The folder /schema/XqueryResults contains 10 different Xquery methods that we have developed in order to query the xml file "all_tweets_merge.xml" which can be found in the /generated folder. The xml file was generated from the "TweetDataSchema.xsd" in the folder /schema. The /schema/XqueryResults folder contains both the xquery (xq) and the respective xml result. We used an application called BaseX to run the xquery methods.
/data
: contains the csv file/db
: contains the sqlite database/generated
: contains the generated xml/view
: scripts for generating xml views/schema
: contains the schemas to validate generated xml
Create a virtual env using the requirements.py file. Or if you are using Anaconda, create a conda env and then install from this file.
# venv
python3 -m venv ./venv
# or python depending on your os
source venv/bin/activate
# check the appropriate command for windows
pip install -r requirements.txt
# for anaconda
conda create -n ttw python=3 -y
conda activate ttw
pip install -r requirements.txt
The entrypoint here is app.py
. It'll connect to the database and then you can call DataFactory
methods to fetch data. Use the methods for generating XML
and validate them. Check the generated
directory
for some generated and validated xml files.

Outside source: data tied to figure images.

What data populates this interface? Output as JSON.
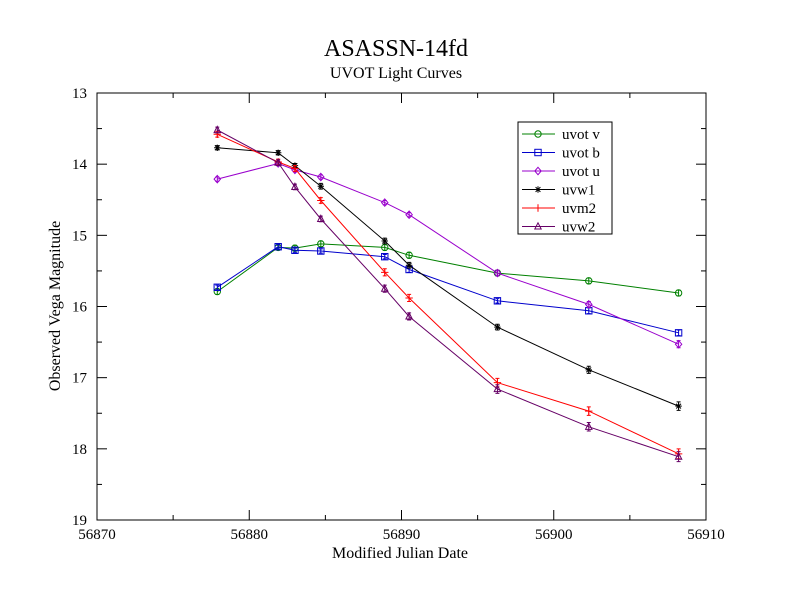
{
  "chart_data": {
    "type": "line",
    "title": "ASASSN-14fd",
    "subtitle": "UVOT Light Curves",
    "xlabel": "Modified Julian Date",
    "ylabel": "Observed Vega Magnitude",
    "xlim": [
      56870,
      56910
    ],
    "ylim": [
      13,
      19
    ],
    "y_inverted": true,
    "x_ticks": [
      56870,
      56880,
      56890,
      56900,
      56910
    ],
    "y_ticks": [
      13,
      14,
      15,
      16,
      17,
      18,
      19
    ],
    "legend_position": "top-right",
    "grid": false,
    "series": [
      {
        "name": "uvot v",
        "color": "#008000",
        "marker": "circle",
        "x": [
          56877.9,
          56881.9,
          56883.0,
          56884.7,
          56888.9,
          56890.5,
          56896.3,
          56902.3,
          56908.2
        ],
        "y": [
          15.79,
          15.17,
          15.18,
          15.12,
          15.17,
          15.28,
          15.53,
          15.64,
          15.81
        ],
        "err": [
          0.04,
          0.03,
          0.04,
          0.04,
          0.04,
          0.04,
          0.04,
          0.04,
          0.04
        ]
      },
      {
        "name": "uvot b",
        "color": "#0000cc",
        "marker": "square",
        "x": [
          56877.9,
          56881.9,
          56883.0,
          56884.7,
          56888.9,
          56890.5,
          56896.3,
          56902.3,
          56908.2
        ],
        "y": [
          15.73,
          15.16,
          15.21,
          15.22,
          15.3,
          15.48,
          15.92,
          16.06,
          16.37
        ],
        "err": [
          0.03,
          0.03,
          0.03,
          0.03,
          0.03,
          0.04,
          0.03,
          0.04,
          0.04
        ]
      },
      {
        "name": "uvot u",
        "color": "#9900cc",
        "marker": "diamond",
        "x": [
          56877.9,
          56881.9,
          56883.0,
          56884.7,
          56888.9,
          56890.5,
          56896.3,
          56902.3,
          56908.2
        ],
        "y": [
          14.21,
          13.99,
          14.08,
          14.18,
          14.54,
          14.71,
          15.53,
          15.97,
          16.53
        ],
        "err": [
          0.03,
          0.03,
          0.03,
          0.03,
          0.03,
          0.03,
          0.04,
          0.04,
          0.05
        ]
      },
      {
        "name": "uvw1",
        "color": "#000000",
        "marker": "star",
        "x": [
          56877.9,
          56881.9,
          56883.0,
          56884.7,
          56888.9,
          56890.5,
          56896.3,
          56902.3,
          56908.2
        ],
        "y": [
          13.77,
          13.84,
          14.02,
          14.31,
          15.08,
          15.42,
          16.29,
          16.89,
          17.4
        ],
        "err": [
          0.03,
          0.03,
          0.03,
          0.04,
          0.04,
          0.04,
          0.04,
          0.05,
          0.06
        ]
      },
      {
        "name": "uvm2",
        "color": "#ff0000",
        "marker": "plus",
        "x": [
          56877.9,
          56881.9,
          56883.0,
          56884.7,
          56888.9,
          56890.5,
          56896.3,
          56902.3,
          56908.2
        ],
        "y": [
          13.58,
          13.97,
          14.06,
          14.51,
          15.52,
          15.88,
          17.07,
          17.47,
          18.07
        ],
        "err": [
          0.04,
          0.04,
          0.04,
          0.04,
          0.05,
          0.05,
          0.06,
          0.06,
          0.07
        ]
      },
      {
        "name": "uvw2",
        "color": "#660066",
        "marker": "triangle",
        "x": [
          56877.9,
          56881.9,
          56883.0,
          56884.7,
          56888.9,
          56890.5,
          56896.3,
          56902.3,
          56908.2
        ],
        "y": [
          13.52,
          13.98,
          14.32,
          14.77,
          15.75,
          16.14,
          17.16,
          17.69,
          18.11
        ],
        "err": [
          0.04,
          0.04,
          0.04,
          0.04,
          0.05,
          0.05,
          0.06,
          0.06,
          0.07
        ]
      }
    ]
  }
}
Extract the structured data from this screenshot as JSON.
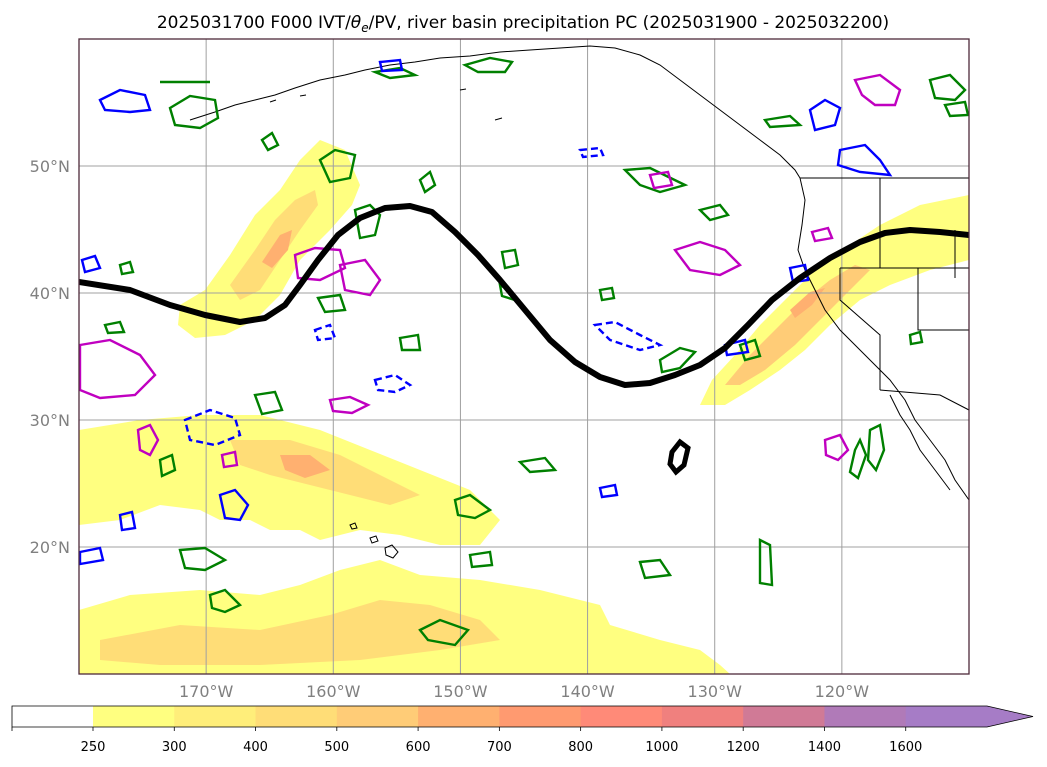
{
  "title": {
    "prefix": "2025031700 F000 IVT/",
    "theta_symbol": "θ",
    "theta_sub": "e",
    "suffix": "/PV, river basin precipitation PC (2025031900 - 2025032200)"
  },
  "map": {
    "projection": "lat-lon",
    "lon_range": [
      -180,
      -110
    ],
    "lat_range": [
      10,
      60
    ],
    "grid": true,
    "lat_ticks": [
      {
        "lat": 50,
        "label": "50°N"
      },
      {
        "lat": 40,
        "label": "40°N"
      },
      {
        "lat": 30,
        "label": "30°N"
      },
      {
        "lat": 20,
        "label": "20°N"
      }
    ],
    "lon_ticks": [
      {
        "lon": -170,
        "label": "170°W"
      },
      {
        "lon": -160,
        "label": "160°W"
      },
      {
        "lon": -150,
        "label": "150°W"
      },
      {
        "lon": -140,
        "label": "140°W"
      },
      {
        "lon": -130,
        "label": "130°W"
      },
      {
        "lon": -120,
        "label": "120°W"
      }
    ],
    "pv_contour_color": "#000000",
    "contour_colors": {
      "green": "#008000",
      "blue": "#0000ff",
      "magenta": "#c000c0"
    }
  },
  "colorbar": {
    "levels": [
      "250",
      "300",
      "400",
      "500",
      "600",
      "700",
      "800",
      "1000",
      "1200",
      "1400",
      "1600"
    ],
    "colors": [
      "#ffff80",
      "#ffee7a",
      "#ffdd77",
      "#ffcc77",
      "#ffb070",
      "#ff9a70",
      "#ff8a78",
      "#f0807e",
      "#d07a96",
      "#b07ab8",
      "#a67cc6"
    ],
    "extend": "max"
  }
}
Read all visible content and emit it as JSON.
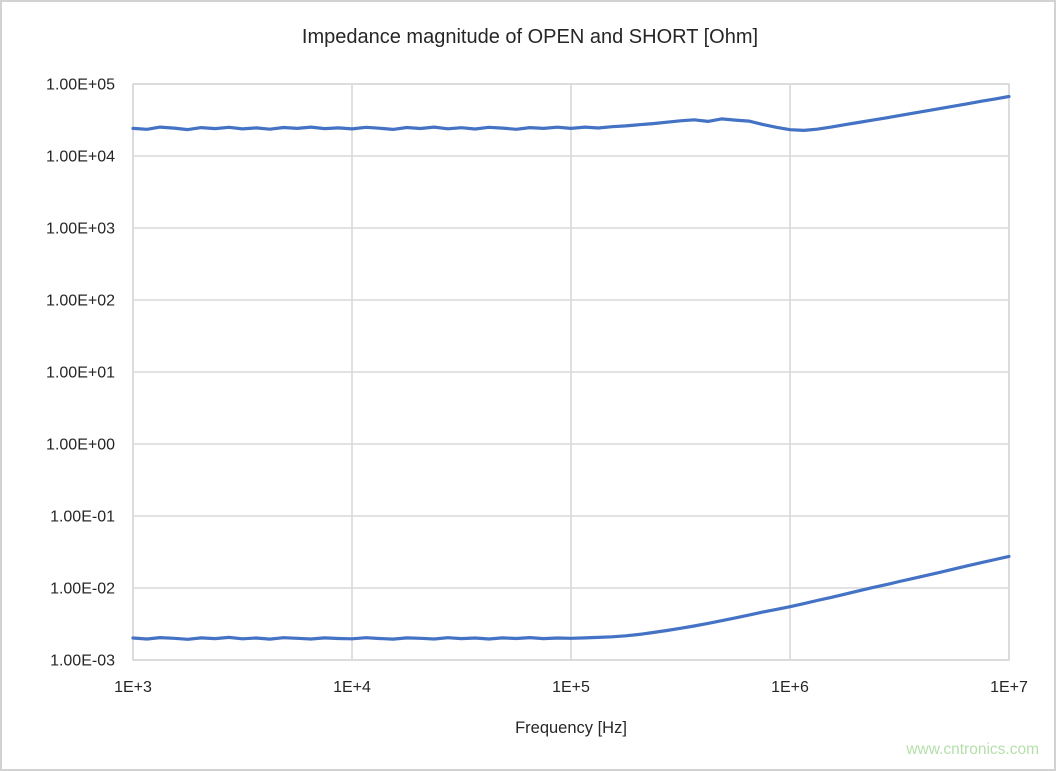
{
  "watermark": {
    "text": "www.cntronics.com",
    "color": "#b5dfaa"
  },
  "chart_data": {
    "type": "line",
    "title": "Impedance magnitude of OPEN and SHORT [Ohm]",
    "xlabel": "Frequency [Hz]",
    "ylabel": "",
    "grid": true,
    "legend": "none",
    "line_color": "#4472C4",
    "x_axis": {
      "scale": "log",
      "min": 1000.0,
      "max": 10000000.0,
      "tick_values": [
        1000.0,
        10000.0,
        100000.0,
        1000000.0,
        10000000.0
      ],
      "tick_labels": [
        "1E+3",
        "1E+4",
        "1E+5",
        "1E+6",
        "1E+7"
      ]
    },
    "y_axis": {
      "scale": "log",
      "min": 0.001,
      "max": 100000.0,
      "tick_values": [
        100000.0,
        10000.0,
        1000.0,
        100.0,
        10.0,
        1.0,
        0.1,
        0.01,
        0.001
      ],
      "tick_labels": [
        "1.00E+05",
        "1.00E+04",
        "1.00E+03",
        "1.00E+02",
        "1.00E+01",
        "1.00E+00",
        "1.00E-01",
        "1.00E-02",
        "1.00E-03"
      ]
    },
    "series": [
      {
        "name": "OPEN",
        "points": [
          [
            1000,
            24200
          ],
          [
            1160,
            23500
          ],
          [
            1330,
            25200
          ],
          [
            1540,
            24400
          ],
          [
            1780,
            23300
          ],
          [
            2050,
            24800
          ],
          [
            2370,
            24000
          ],
          [
            2740,
            25000
          ],
          [
            3160,
            23800
          ],
          [
            3650,
            24600
          ],
          [
            4220,
            23600
          ],
          [
            4870,
            24900
          ],
          [
            5620,
            24200
          ],
          [
            6490,
            25200
          ],
          [
            7500,
            24000
          ],
          [
            8660,
            24600
          ],
          [
            10000,
            23800
          ],
          [
            11600,
            25000
          ],
          [
            13300,
            24300
          ],
          [
            15400,
            23400
          ],
          [
            17800,
            24900
          ],
          [
            20500,
            24100
          ],
          [
            23700,
            25200
          ],
          [
            27400,
            23900
          ],
          [
            31600,
            24700
          ],
          [
            36500,
            23700
          ],
          [
            42200,
            25000
          ],
          [
            48700,
            24400
          ],
          [
            56200,
            23500
          ],
          [
            64900,
            24800
          ],
          [
            75000,
            24200
          ],
          [
            86600,
            25100
          ],
          [
            100000.0,
            24200
          ],
          [
            116000.0,
            25200
          ],
          [
            133000.0,
            24500
          ],
          [
            154000.0,
            25500
          ],
          [
            178000.0,
            26200
          ],
          [
            205000.0,
            27200
          ],
          [
            237000.0,
            28200
          ],
          [
            274000.0,
            29500
          ],
          [
            316000.0,
            30800
          ],
          [
            365000.0,
            31800
          ],
          [
            422000.0,
            30200
          ],
          [
            487000.0,
            32800
          ],
          [
            562000.0,
            31500
          ],
          [
            649000.0,
            30500
          ],
          [
            750000.0,
            27500
          ],
          [
            866000.0,
            25000
          ],
          [
            1000000.0,
            23200
          ],
          [
            1160000.0,
            22700
          ],
          [
            1330000.0,
            23600
          ],
          [
            1540000.0,
            25200
          ],
          [
            1780000.0,
            27200
          ],
          [
            2050000.0,
            29200
          ],
          [
            2370000.0,
            31400
          ],
          [
            2740000.0,
            33800
          ],
          [
            3160000.0,
            36400
          ],
          [
            3650000.0,
            39300
          ],
          [
            4220000.0,
            42400
          ],
          [
            4870000.0,
            45800
          ],
          [
            5620000.0,
            49400
          ],
          [
            6490000.0,
            53300
          ],
          [
            7500000.0,
            57600
          ],
          [
            8660000.0,
            62100
          ],
          [
            10000000.0,
            67000
          ]
        ]
      },
      {
        "name": "SHORT",
        "points": [
          [
            1000,
            0.00202
          ],
          [
            1160,
            0.00196
          ],
          [
            1330,
            0.00205
          ],
          [
            1540,
            0.002
          ],
          [
            1780,
            0.00194
          ],
          [
            2050,
            0.00203
          ],
          [
            2370,
            0.00198
          ],
          [
            2740,
            0.00206
          ],
          [
            3160,
            0.00197
          ],
          [
            3650,
            0.00202
          ],
          [
            4220,
            0.00195
          ],
          [
            4870,
            0.00204
          ],
          [
            5620,
            0.002
          ],
          [
            6490,
            0.00196
          ],
          [
            7500,
            0.00203
          ],
          [
            8660,
            0.00199
          ],
          [
            10000,
            0.00197
          ],
          [
            11600,
            0.00204
          ],
          [
            13300,
            0.00199
          ],
          [
            15400,
            0.00195
          ],
          [
            17800,
            0.00203
          ],
          [
            20500,
            0.002
          ],
          [
            23700,
            0.00196
          ],
          [
            27400,
            0.00204
          ],
          [
            31600,
            0.00198
          ],
          [
            36500,
            0.00202
          ],
          [
            42200,
            0.00196
          ],
          [
            48700,
            0.00203
          ],
          [
            56200,
            0.00199
          ],
          [
            64900,
            0.00205
          ],
          [
            75000,
            0.00198
          ],
          [
            86600,
            0.00202
          ],
          [
            100000.0,
            0.002
          ],
          [
            116000.0,
            0.00203
          ],
          [
            133000.0,
            0.00206
          ],
          [
            154000.0,
            0.0021
          ],
          [
            178000.0,
            0.00217
          ],
          [
            205000.0,
            0.00227
          ],
          [
            237000.0,
            0.00241
          ],
          [
            274000.0,
            0.00257
          ],
          [
            316000.0,
            0.00276
          ],
          [
            365000.0,
            0.00297
          ],
          [
            422000.0,
            0.00322
          ],
          [
            487000.0,
            0.00351
          ],
          [
            562000.0,
            0.00384
          ],
          [
            649000.0,
            0.00421
          ],
          [
            750000.0,
            0.00462
          ],
          [
            866000.0,
            0.00504
          ],
          [
            1000000.0,
            0.0055
          ],
          [
            1160000.0,
            0.00608
          ],
          [
            1330000.0,
            0.0067
          ],
          [
            1540000.0,
            0.0074
          ],
          [
            1780000.0,
            0.0082
          ],
          [
            2050000.0,
            0.0091
          ],
          [
            2370000.0,
            0.0101
          ],
          [
            2740000.0,
            0.0111
          ],
          [
            3160000.0,
            0.0123
          ],
          [
            3650000.0,
            0.0136
          ],
          [
            4220000.0,
            0.015
          ],
          [
            4870000.0,
            0.0166
          ],
          [
            5620000.0,
            0.0184
          ],
          [
            6490000.0,
            0.0204
          ],
          [
            7500000.0,
            0.0225
          ],
          [
            8660000.0,
            0.0249
          ],
          [
            10000000.0,
            0.0275
          ]
        ]
      }
    ]
  }
}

If you want to use the DataFactory
class, which connects to the database and provides helper methods for running queries,
there are commented examples in app.py
.
In case you want to connect to the Twitter API and fetch new data you can do so by running data/tweetdata.py
. Make
sure that you've your API keys and credentials ready to run the script.
# credentials
consumer_key = ''
consumer_secret = ''
access_token = ''
access_token_secret = ''
Please make sure to use the generated directory for storing generated xml files.